Anahy and Samyra, Brazil - a sound meter that monitors noise levels in schools.
15-18 years old, micro:bit solution
Mohamed and Iyed, Tunisia - ‘Temp-reg’ allows uses to set the correct temp in a fridge for storing medicines.
Taha and Amine, Tunisia - a device that detects gas leaks and smoke in the home and alerts families to any danger.
Ain, Nik and Ahmad, Malaysia - a bad posture detector to encourage users to practice good posture.
Rio and Chihiro, Japan - a power saving system to monitor light use in a family home.
Christopher, Peru - the ‘Parental Control’ controls children’s use of screens when their parents are away.
Husain and Sideka, Iraq - a smart Automated Hydroponics System created to minimise human interference
Samantha, USA - ‘Food for all’ helps food banks to monitor their stock to ensure they can always distribute food to those in need.
Shayyan, Charlotte and Udichi, Canada - ‘Micro:BITE’ helps users monitor expiry dates on food packaging to limit food waste.
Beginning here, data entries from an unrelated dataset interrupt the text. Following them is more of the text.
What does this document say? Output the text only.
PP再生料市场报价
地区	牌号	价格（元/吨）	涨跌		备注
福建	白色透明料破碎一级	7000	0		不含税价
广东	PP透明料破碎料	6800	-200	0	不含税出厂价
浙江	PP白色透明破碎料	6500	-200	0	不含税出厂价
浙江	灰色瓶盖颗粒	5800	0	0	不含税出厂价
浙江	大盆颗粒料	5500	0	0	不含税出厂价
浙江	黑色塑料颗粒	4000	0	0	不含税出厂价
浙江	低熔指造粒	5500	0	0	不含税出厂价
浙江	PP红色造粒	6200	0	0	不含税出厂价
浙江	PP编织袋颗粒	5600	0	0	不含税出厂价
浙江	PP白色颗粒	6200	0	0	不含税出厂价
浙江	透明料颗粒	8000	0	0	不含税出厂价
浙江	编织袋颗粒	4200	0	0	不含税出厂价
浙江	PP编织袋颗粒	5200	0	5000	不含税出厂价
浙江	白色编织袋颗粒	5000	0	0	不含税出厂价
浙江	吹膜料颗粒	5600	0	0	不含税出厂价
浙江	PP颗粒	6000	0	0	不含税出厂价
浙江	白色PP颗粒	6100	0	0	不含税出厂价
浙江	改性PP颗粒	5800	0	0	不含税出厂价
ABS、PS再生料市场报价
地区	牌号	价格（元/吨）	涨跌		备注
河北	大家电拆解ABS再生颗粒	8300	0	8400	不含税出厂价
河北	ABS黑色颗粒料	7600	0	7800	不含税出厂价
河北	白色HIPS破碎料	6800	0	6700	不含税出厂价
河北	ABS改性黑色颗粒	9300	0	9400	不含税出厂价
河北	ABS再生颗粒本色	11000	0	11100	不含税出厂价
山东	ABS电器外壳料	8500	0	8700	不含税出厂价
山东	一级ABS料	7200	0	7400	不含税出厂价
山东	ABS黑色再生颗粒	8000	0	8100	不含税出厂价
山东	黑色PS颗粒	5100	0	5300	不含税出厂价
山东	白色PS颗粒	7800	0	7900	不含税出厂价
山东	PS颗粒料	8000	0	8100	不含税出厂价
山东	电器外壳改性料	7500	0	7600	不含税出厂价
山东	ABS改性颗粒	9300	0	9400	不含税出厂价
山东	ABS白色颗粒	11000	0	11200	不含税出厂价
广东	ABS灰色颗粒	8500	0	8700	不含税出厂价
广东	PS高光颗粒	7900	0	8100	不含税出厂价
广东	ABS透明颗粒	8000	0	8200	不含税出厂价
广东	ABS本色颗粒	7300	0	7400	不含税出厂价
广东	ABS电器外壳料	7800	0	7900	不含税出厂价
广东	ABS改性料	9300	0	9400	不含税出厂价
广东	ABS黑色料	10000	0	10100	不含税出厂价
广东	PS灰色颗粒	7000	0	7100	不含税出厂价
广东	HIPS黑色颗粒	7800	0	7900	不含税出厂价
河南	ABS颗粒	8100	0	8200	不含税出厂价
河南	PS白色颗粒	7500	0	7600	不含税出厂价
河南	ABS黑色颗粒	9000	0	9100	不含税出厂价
The judges gave a special mention to Joel, Ryan and Wajih from Ireland for their entry, 'Climate Chaser'. Their creation is a system that captures CO2 from the air and feeds it to algae and other sea plants that use the CO2 to photosynthesize and create oxygen.
The judges wanted to acknowledge Joel, Ryan and Wajih’s entry and the value of thinking differently about climate change. The judges felt the team displayed real creativity in the research and design of their solution and original thinking about combating climate change.
The judges also gave a special mention to Ranim, Hala and Maha from Lebanon for their entry, ‘Microps’. Their creation is designed to save crops from being destroyed by hurricanes and tornados.
The judges wanted to acknowledge the value of thinking of ‘out of the box’ solutions to tackle real-world problems. The judges felt Ranim, Hala and Maha displayed originality and creativity in how they used the microbit to develop their solution.